Former lawmaker, FERC chairman to lead new Bipartisan Policy Center panel

Source: E&E, 11-10-11 • Posted: Thursday, November 10, 2011


Hannah Northey, E&E reporter


Former Rep. Rick Boucher (D-Va.) will co-chair a new Bipartisan Policy Center panel to address challenges in modernizing the electric grid and incorporating larger amounts of wind, solar and other renewable energy sources.

The 28-year House veteran will co-chair the panel with Curt Hebert Jr., a former chairman at the Federal Energy Regulatory Commission, and Allison Clements, director of the Project for Sustainable FERC Energy Policy at the Natural Resources Defense Council.

The group will develop recommendations for how FERC can remove market barriers to clean energy sources and new technologies while ensuring the grid is reliable. The panel will also focus on economic incentives and opportunities that stimulate market growth and inspire infrastructure development. It is expected to release final recommendations at the end of next year.

Boucher is currently a partner with top Washington law and lobbying firm Sidley Austin LLP, after losing a tight race last fall to then-state House Majority Leader Morgan Griffith (R) (E&E Daily, May 19). Notably, Boucher came under fire for his support of energy and climate issues during the campaign, including his vote in favor of the cap-and-trade climate bill that cleared the House in 2009.

Hebert is currently CEO at Lexicon Strategy Group, which specializes in risk assessment and business strategies. Hebert stepped down as FERC’s chairman in 2001 to become vice president at New Orleans-based Entergy Corp. (Greenwire, Feb. 24). A close ally of former Senate Minority Leader Trent Lott (R-Miss.), Hebert was appointed to FERC by former President Clinton in 1997 and named FERC chairman by President George W. Bush in January 2001.
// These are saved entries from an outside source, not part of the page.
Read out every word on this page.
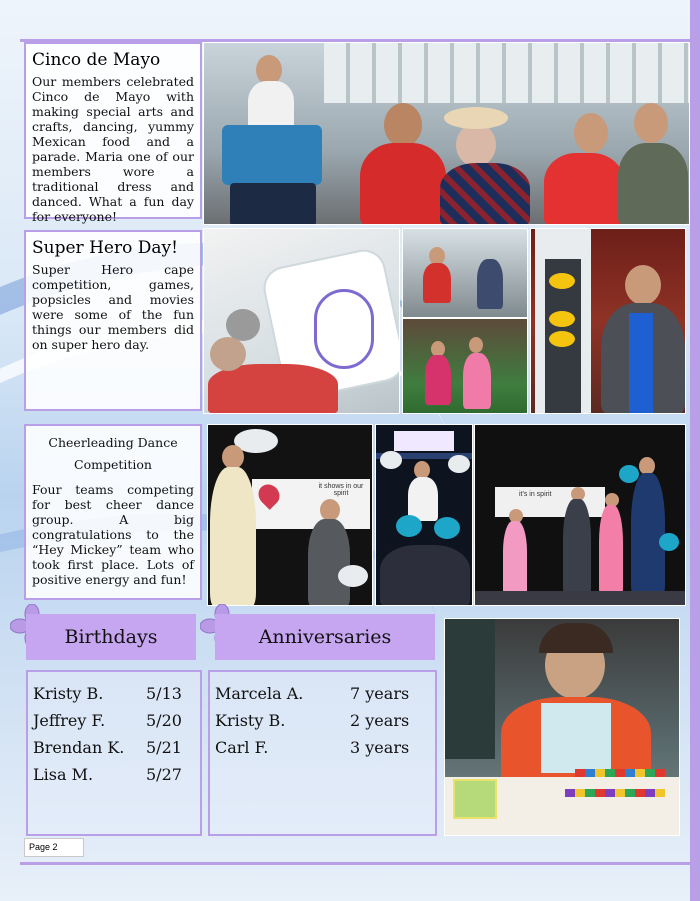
Cinco de Mayo

Our members celebrated Cinco de Mayo with making special arts and crafts, dancing, yummy Mexican food and a parade. Maria one of our members wore a traditional dress and danced. What a fun day for everyone!

Super Hero Day!

Super Hero cape competition, games, popsicles and movies were some of the fun things our members did on super hero day.

Cheerleading Dance
Competition

Four teams competing for best cheer dance group. A big congratulations to the “Hey Mickey” team who took first place. Lots of positive energy and fun!

it shows in our spirit	it's in spirit
Birthdays	Anniversaries
Kristy B.	5/13
Jeffrey F.	5/20
Brendan K.	5/21
Lisa M.	5/27
Marcela A.	7 years
Kristy B.	2 years
Carl F.	3 years
Page 2
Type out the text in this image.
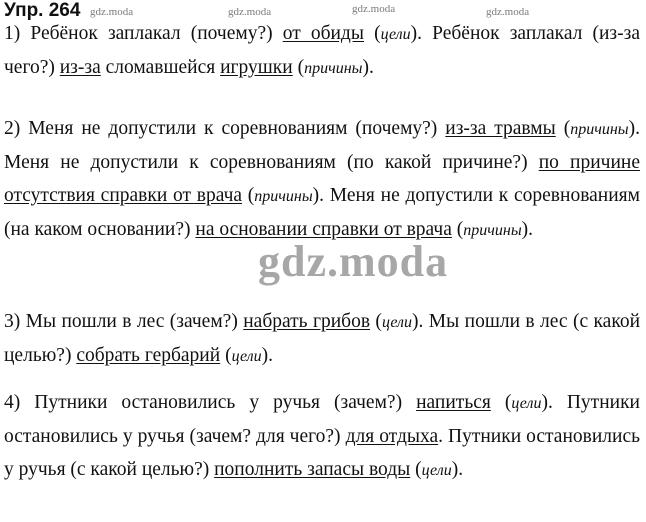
Упр. 264

1) Ребёнок заплакал (почему?) от обиды (цели). Ребёнок заплакал (из-за чего?) из-за сломавшейся игрушки (причины).

2) Меня не допустили к соревнованиям (почему?) из-за травмы (причины). Меня не допустили к соревнованиям (по какой причине?) по причине отсутствия справки от врача (причины). Меня не допустили к соревнованиям (на каком основании?) на основании справки от врача (причины).

3) Мы пошли в лес (зачем?) набрать грибов (цели). Мы пошли в лес (с какой целью?) собрать гербарий (цели).

4) Путники остановились у ручья (зачем?) напиться (цели). Путники остановились у ручья (зачем? для чего?) для отдыха. Путники остановились у ручья (с какой целью?) пополнить запасы воды (цели).

gdz.moda	gdz.moda	gdz.moda	gdz.moda
gdz.moda
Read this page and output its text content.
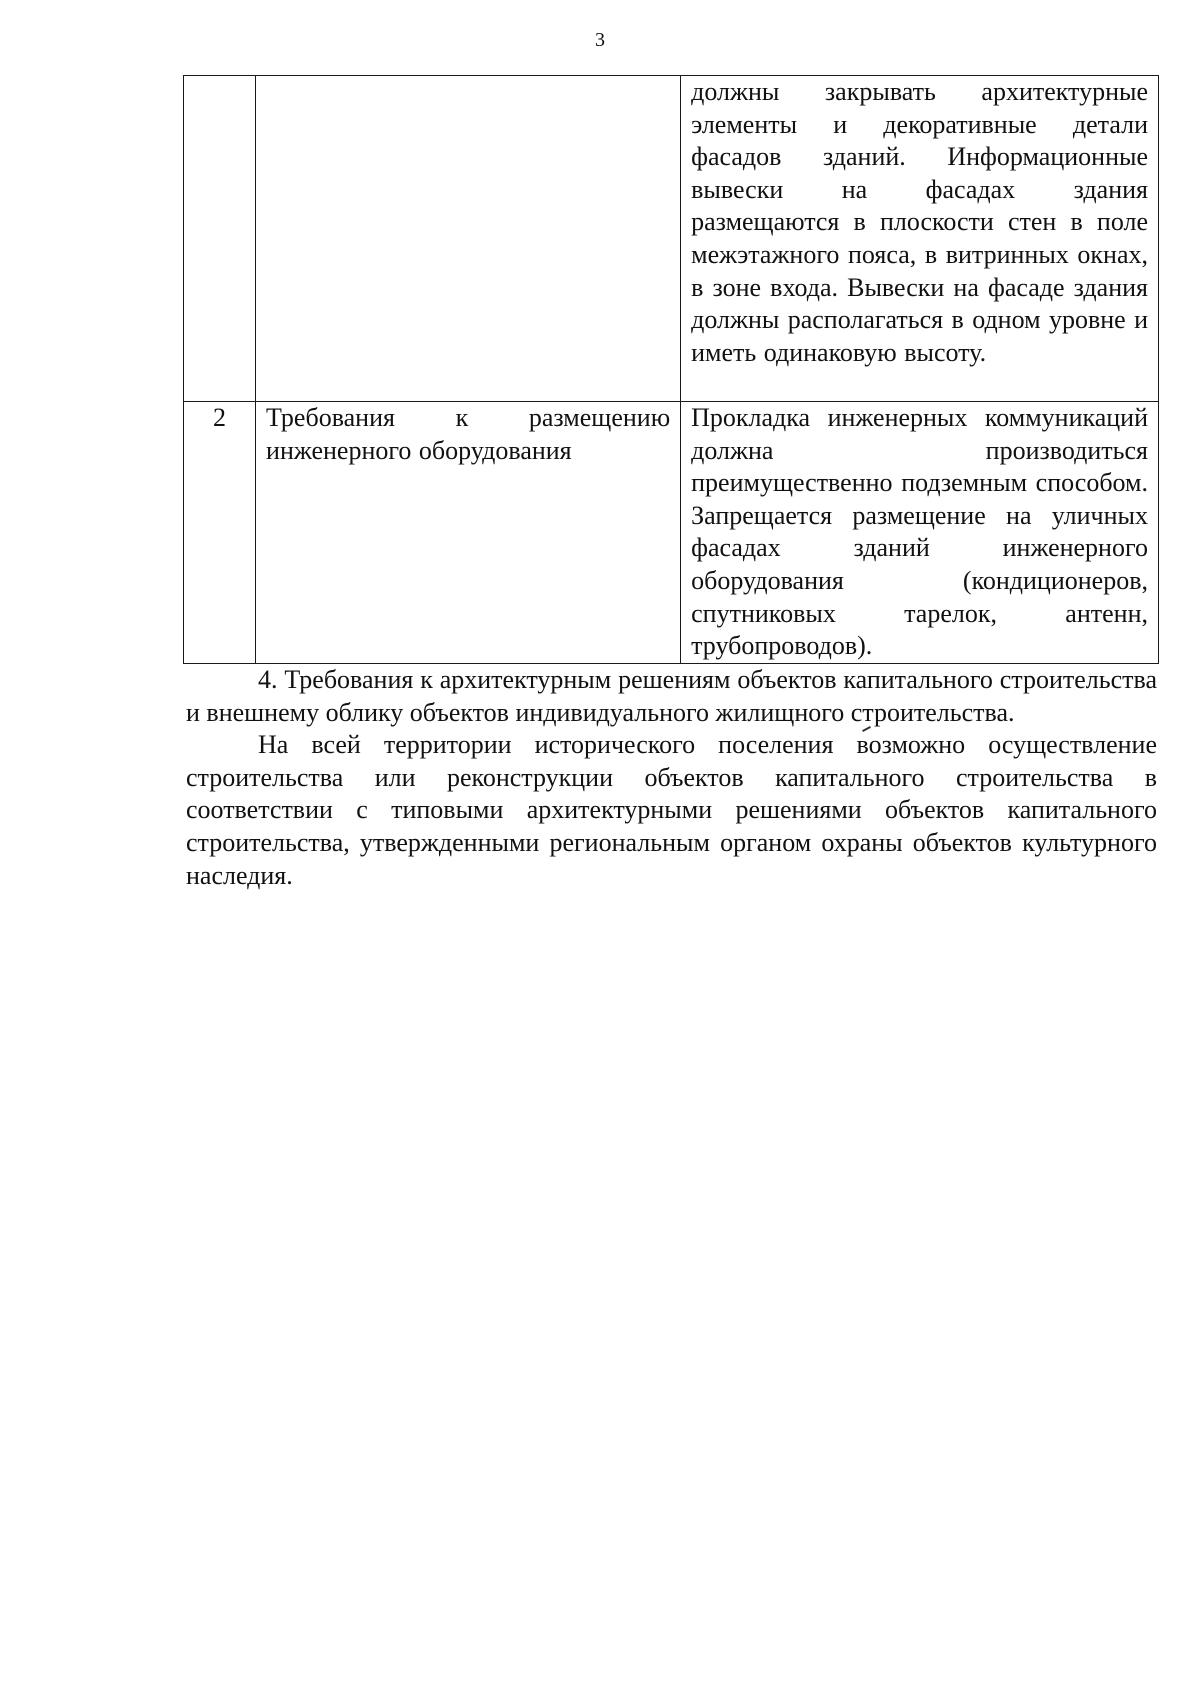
3

		должны закрывать архитектурные элементы и декоративные детали фасадов зданий. Информационные вывески на фасадах здания размещаются в плоскости стен в поле межэтажного пояса, в витринных окнах, в зоне входа. Вывески на фасаде здания должны располагаться в одном уровне и иметь одинаковую высоту.

2	Требования к размещению инженерного оборудования	Прокладка инженерных коммуникаций должна производиться преимущественно подземным способом. Запрещается размещение на уличных фасадах зданий инженерного оборудования (кондиционеров, спутниковых тарелок, антенн, трубопроводов).

4. Требования к архитектурным решениям объектов капитального строительства и внешнему облику объектов индивидуального жилищного строительства.

На всей территории исторического поселения возможно осуществление строительства или реконструкции объектов капитального строительства в соответствии с типовыми архитектурными решениями объектов капитального строительства, утвержденными региональным органом охраны объектов культурного наследия.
Boucher said he looks forward to working with Hebert and Clements through the “Initiative on Delivering Electric System Reliability and Clean Technology” to support FERC as it ensures grid reliability while integrating growing sources of renewable energy.

“The FERC and other agencies play an important role in both ensuring the reliability of the national electricity grid and, through regulation of interstate electricity markets, reducing barriers to the integration of clean energy technologies,” he said in a statement.

Clements said the commission has an opportunity to modernize the grid and diversify the amount of clean energy reaching consumers — renewables and demand response — and that she looks forward to making recommendations to help the agency meet its goals.

The initiative will also recruit stakeholders from energy companies, public utility commissions, regional transmission organizations and independent system operators, academia and advocacy groups, according to the center.

FERC is in the midst of several high-profile rulemakings to revamp the process for allocating costs and planning new power lines while incorporating state goals, such as renewable portfolio standards. The agency approved Order 1000 this summer, which requires transmission providers to participate in regional planning and cost-allocation methods and to consider state and federal policies and goals (Greenwire, July 21).

Some Republicans have questioned whether customers will be saddled with paying for grid modernization projects they do not benefit from (Greenwire, Oct. 13).